FC Copenhagen yang Berjuang Amankan Tikar Liga Konferensi Setelah Drama Babak Tambahan di Brondby

FC Copenhagen berhasil tertawa terakhir dalam derbi berintensitas tinggi di Stadion Brondby dan mengamankan tempat mereka di sepak bola Eropa musim depan.

Setelah drama babak tambahan dalam pertandingan playoff untuk kualifikasi Liga Konferensi, FC Copenhagen menang 3-1 melawan Brondby. Brondby sudah terlihat kalah ketika Mayckel Lahdo dikeluarkan dari lapangan, tetapi tim tuan rumah memaksa pertandingan ke babak tambahan dengan gol penyama kedudukan di menit-menit akhir.

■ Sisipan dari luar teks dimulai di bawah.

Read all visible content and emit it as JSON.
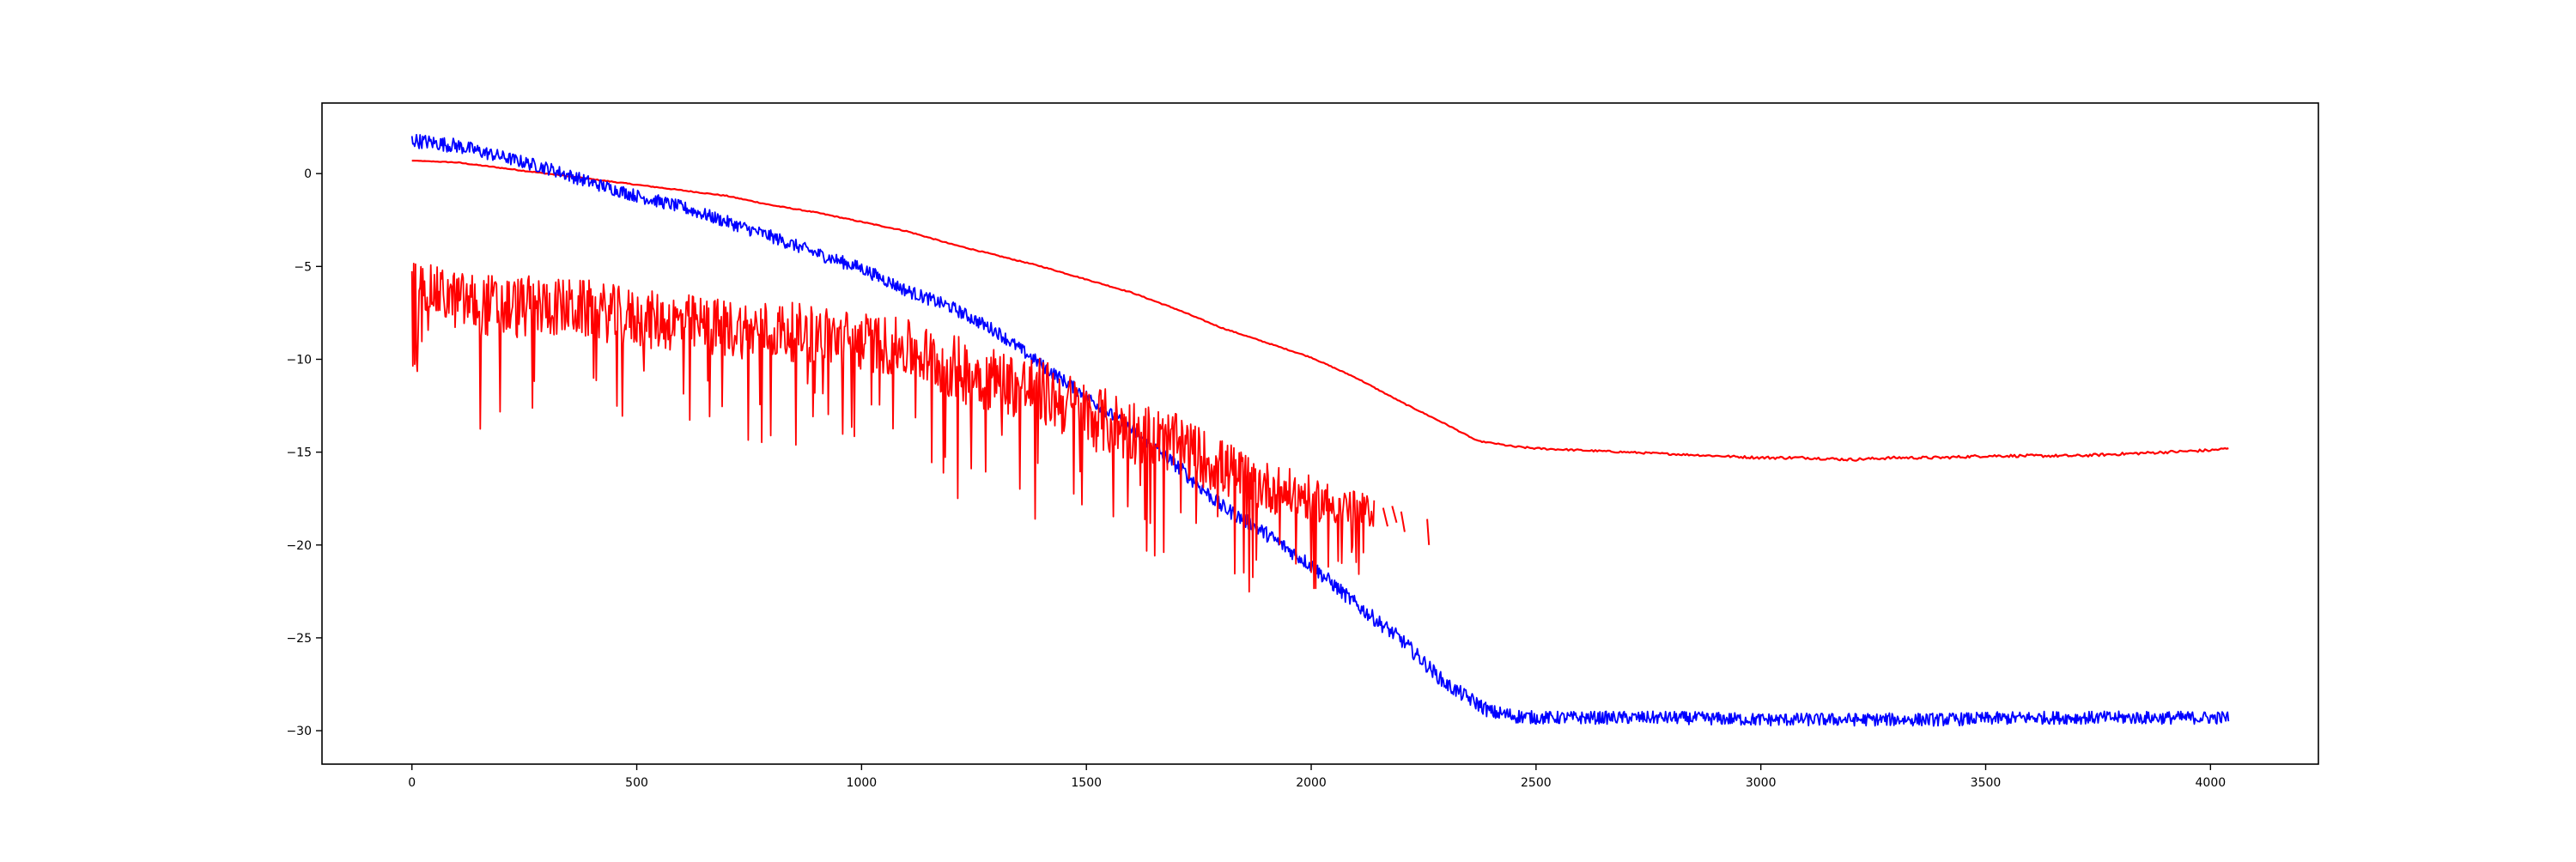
{
  "chart_data": {
    "type": "line",
    "title": "",
    "xlabel": "",
    "ylabel": "",
    "xlim": [
      -200,
      4240
    ],
    "ylim": [
      -31.8,
      3.8
    ],
    "grid": false,
    "x_ticks": [
      0,
      500,
      1000,
      1500,
      2000,
      2500,
      3000,
      3500,
      4000
    ],
    "y_ticks": [
      0,
      -5,
      -10,
      -15,
      -20,
      -25,
      -30
    ],
    "x_tick_labels": [
      "0",
      "500",
      "1000",
      "1500",
      "2000",
      "2500",
      "3000",
      "3500",
      "4000"
    ],
    "y_tick_labels": [
      "0",
      "−5",
      "−10",
      "−15",
      "−20",
      "−25",
      "−30"
    ],
    "series": [
      {
        "color": "#ff0000",
        "style": "smooth",
        "x": [
          0,
          100,
          200,
          300,
          400,
          500,
          600,
          700,
          800,
          900,
          1000,
          1100,
          1200,
          1300,
          1400,
          1500,
          1600,
          1700,
          1800,
          1900,
          2000,
          2100,
          2200,
          2300,
          2370,
          2400,
          2450,
          2500,
          2600,
          2700,
          2800,
          2900,
          3000,
          3100,
          3200,
          3300,
          3400,
          3500,
          3600,
          3700,
          3800,
          3900,
          4000,
          4040
        ],
        "y": [
          0.7,
          0.6,
          0.3,
          0.0,
          -0.3,
          -0.6,
          -0.9,
          -1.2,
          -1.7,
          -2.1,
          -2.6,
          -3.1,
          -3.8,
          -4.4,
          -5.0,
          -5.7,
          -6.4,
          -7.3,
          -8.3,
          -9.1,
          -9.9,
          -11.0,
          -12.3,
          -13.5,
          -14.4,
          -14.5,
          -14.7,
          -14.8,
          -14.9,
          -15.0,
          -15.1,
          -15.2,
          -15.3,
          -15.3,
          -15.4,
          -15.3,
          -15.3,
          -15.2,
          -15.2,
          -15.2,
          -15.1,
          -15.0,
          -14.9,
          -14.8
        ],
        "noise": [
          0,
          0.05,
          0.05,
          0.05,
          0.05,
          0.05,
          0.05,
          0.05,
          0.05,
          0.05,
          0.05,
          0.05,
          0.05,
          0.05,
          0.05,
          0.05,
          0.05,
          0.05,
          0.05,
          0.05,
          0.05,
          0.05,
          0.05,
          0.05,
          0.05,
          0.05,
          0.1,
          0.1,
          0.1,
          0.1,
          0.1,
          0.1,
          0.15,
          0.15,
          0.15,
          0.15,
          0.15,
          0.15,
          0.15,
          0.15,
          0.15,
          0.15,
          0.15,
          0.1
        ]
      },
      {
        "color": "#0000ff",
        "style": "noisy",
        "x": [
          0,
          100,
          200,
          300,
          400,
          500,
          600,
          700,
          800,
          900,
          1000,
          1100,
          1200,
          1300,
          1400,
          1500,
          1600,
          1700,
          1800,
          1900,
          2000,
          2100,
          2200,
          2300,
          2400,
          2450,
          2500,
          2600,
          2800,
          3000,
          3200,
          3400,
          3600,
          3800,
          4000,
          4040
        ],
        "y": [
          1.8,
          1.5,
          0.9,
          0.3,
          -0.5,
          -1.2,
          -1.8,
          -2.6,
          -3.4,
          -4.3,
          -5.1,
          -6.3,
          -7.2,
          -8.5,
          -10.3,
          -12.0,
          -13.8,
          -15.7,
          -17.9,
          -19.4,
          -21.1,
          -23.2,
          -25.1,
          -27.5,
          -29.0,
          -29.2,
          -29.3,
          -29.3,
          -29.3,
          -29.4,
          -29.4,
          -29.4,
          -29.3,
          -29.3,
          -29.3,
          -29.3
        ],
        "noise": [
          0.4,
          0.4,
          0.35,
          0.35,
          0.35,
          0.35,
          0.35,
          0.35,
          0.35,
          0.35,
          0.35,
          0.35,
          0.35,
          0.35,
          0.35,
          0.35,
          0.35,
          0.4,
          0.4,
          0.4,
          0.4,
          0.4,
          0.4,
          0.4,
          0.4,
          0.4,
          0.35,
          0.35,
          0.35,
          0.35,
          0.35,
          0.35,
          0.35,
          0.35,
          0.35,
          0.35
        ]
      },
      {
        "color": "#ff0000",
        "style": "spiky",
        "x": [
          0,
          100,
          200,
          300,
          400,
          500,
          600,
          700,
          800,
          900,
          1000,
          1100,
          1200,
          1300,
          1400,
          1500,
          1600,
          1700,
          1800,
          1900,
          2000,
          2100,
          2140
        ],
        "y": [
          -6.0,
          -7.0,
          -7.4,
          -7.3,
          -7.5,
          -8.0,
          -8.2,
          -8.5,
          -8.6,
          -8.8,
          -9.2,
          -9.6,
          -10.6,
          -11.3,
          -11.9,
          -13.2,
          -14.0,
          -14.7,
          -16.0,
          -17.0,
          -17.6,
          -18.2,
          -18.3
        ],
        "noise": [
          1.2,
          1.6,
          1.8,
          1.6,
          1.6,
          1.6,
          1.6,
          1.6,
          1.6,
          1.6,
          1.6,
          1.6,
          1.8,
          1.8,
          1.8,
          1.8,
          1.8,
          1.6,
          1.6,
          1.4,
          1.2,
          1.0,
          0.8
        ]
      },
      {
        "color": "#ff0000",
        "style": "segments",
        "segments": [
          [
            [
              2160,
              -18.0
            ],
            [
              2170,
              -19.0
            ]
          ],
          [
            [
              2180,
              -17.9
            ],
            [
              2190,
              -18.8
            ]
          ],
          [
            [
              2200,
              -18.2
            ],
            [
              2208,
              -19.3
            ]
          ],
          [
            [
              2258,
              -18.6
            ],
            [
              2262,
              -20.0
            ]
          ]
        ]
      }
    ]
  }
}
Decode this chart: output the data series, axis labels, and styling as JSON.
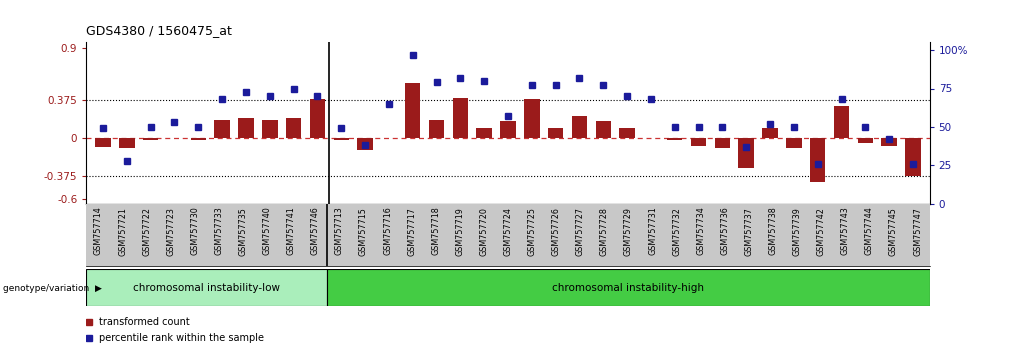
{
  "title": "GDS4380 / 1560475_at",
  "samples": [
    "GSM757714",
    "GSM757721",
    "GSM757722",
    "GSM757723",
    "GSM757730",
    "GSM757733",
    "GSM757735",
    "GSM757740",
    "GSM757741",
    "GSM757746",
    "GSM757713",
    "GSM757715",
    "GSM757716",
    "GSM757717",
    "GSM757718",
    "GSM757719",
    "GSM757720",
    "GSM757724",
    "GSM757725",
    "GSM757726",
    "GSM757727",
    "GSM757728",
    "GSM757729",
    "GSM757731",
    "GSM757732",
    "GSM757734",
    "GSM757736",
    "GSM757737",
    "GSM757738",
    "GSM757739",
    "GSM757742",
    "GSM757743",
    "GSM757744",
    "GSM757745",
    "GSM757747"
  ],
  "bar_values": [
    -0.09,
    -0.1,
    -0.02,
    0.0,
    -0.02,
    0.18,
    0.2,
    0.18,
    0.2,
    0.385,
    -0.02,
    -0.12,
    0.0,
    0.55,
    0.18,
    0.4,
    0.1,
    0.17,
    0.385,
    0.1,
    0.22,
    0.17,
    0.1,
    0.0,
    -0.02,
    -0.08,
    -0.1,
    -0.3,
    0.1,
    -0.1,
    -0.44,
    0.32,
    -0.05,
    -0.08,
    -0.38
  ],
  "percentile_values": [
    49,
    28,
    50,
    53,
    50,
    68,
    73,
    70,
    75,
    70,
    49,
    38,
    65,
    97,
    79,
    82,
    80,
    57,
    77,
    77,
    82,
    77,
    70,
    68,
    50,
    50,
    50,
    37,
    52,
    50,
    26,
    68,
    50,
    42,
    26
  ],
  "group_low_count": 10,
  "group_high_count": 25,
  "group_low_label": "chromosomal instability-low",
  "group_high_label": "chromosomal instability-high",
  "group_label": "genotype/variation",
  "bar_color": "#9B1B1B",
  "dot_color": "#1B1B9B",
  "zero_line_color": "#CC3333",
  "ylim_left": [
    -0.65,
    0.95
  ],
  "ylim_right": [
    0,
    105
  ],
  "yticks_left": [
    -0.6,
    -0.375,
    0.0,
    0.375,
    0.9
  ],
  "yticks_right": [
    0,
    25,
    50,
    75,
    100
  ],
  "ytick_labels_left": [
    "-0.6",
    "-0.375",
    "0",
    "0.375",
    "0.9"
  ],
  "ytick_labels_right": [
    "0",
    "25",
    "50",
    "75",
    "100%"
  ],
  "hlines": [
    0.375,
    -0.375
  ],
  "legend_items": [
    "transformed count",
    "percentile rank within the sample"
  ],
  "group_low_color": "#AAEEBB",
  "group_high_color": "#44CC44",
  "xtick_bg": "#CCCCCC"
}
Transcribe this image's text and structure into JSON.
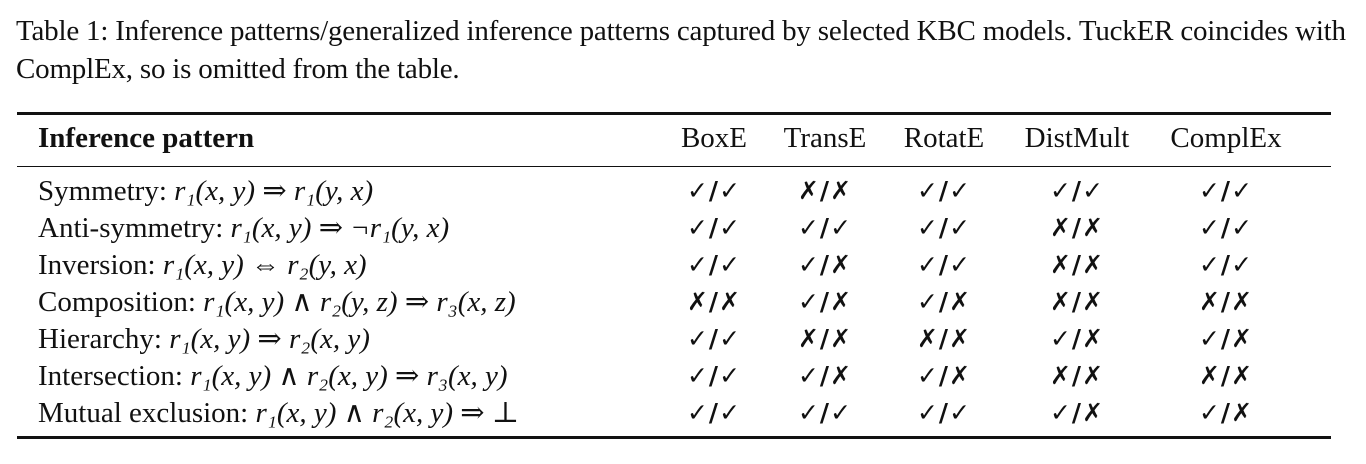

Namun, pemain asal Jerman yang kerap dikritik, Youssoufa Moukoko, mencetak gol menentukan dan menyelamatkan sebagian kehormatan FCK setelah musim yang buruk, di mana klub tersebut berakhir di play-off degradasi Superliga untuk pertama kalinya.

Dengan kemenangan derbi, FC Copenhagen memasuki kualifikasi Liga Konferensi saat musim baru dimulai.

Brondby mengakhiri musim tanpa mendapatkan apa pun. Klub tersebut nyaris berhasil naik ke posisi keempat di Superliga dan dengan demikian menjaga harapan mereka untuk bermain di Eropa. Tetapi FC Copenhagen memadamkan harapan itu di bawah sinar matahari di Stadion Brondby.

Derbi Copenhagen jarang didominasi oleh sepak bola yang anggun, dan edisi kali ini tidak terkecuali. Namun, pertandingan ini menghibur, tegang, dan sangat seru, meskipun tidak ada gol yang tercipta di babak pertama.

Keberuntungan berbalik mendukung FC Copenhagen setelah 67 menit, ketika Mayckel Lahdo dikeluarkan karena menginjak Thomas Delaney. FC Copenhagen kemudian memanfaatkan keunggulan jumlah pemain sepuluh menit kemudian ketika Aurélio Buta menerobos kotak penalti Brondby dan melepaskan bola melewati kiper Brondby, Pastrick Pentz, dari sudut sempit.

Namun, hanya tiga menit kemudian, Brondby berhasil menyamakan kedudukan ketika Mads Froekjaer merebut bola dari Junnosuke Suzuki dan menemukan ruang untuk menjebol gawang Dominik Kotarski.

Namun, kartu merah terbukti merugikan bagi tim tuan rumah. Mereka perlahan kehabisan tenaga di fase penentu babak tambahan, dan Youssoufa Moukoko mengambil keuntungan dari situ untuk mengembalikan keunggulan Copenhagen dengan sentuhan tumit yang rapi.

Para pendukung Brondby sempat merayakan lagi mendekati peluit akhir ketika Jordi Vanlerberghe menghantam bola ke sudut kanan atas, tetapi gol tersebut dianulir karena offside setelah pemeriksaan VAR yang panjang. Dan kemudian Moukoko menancapkan paku terakhir di peti mati Brondby.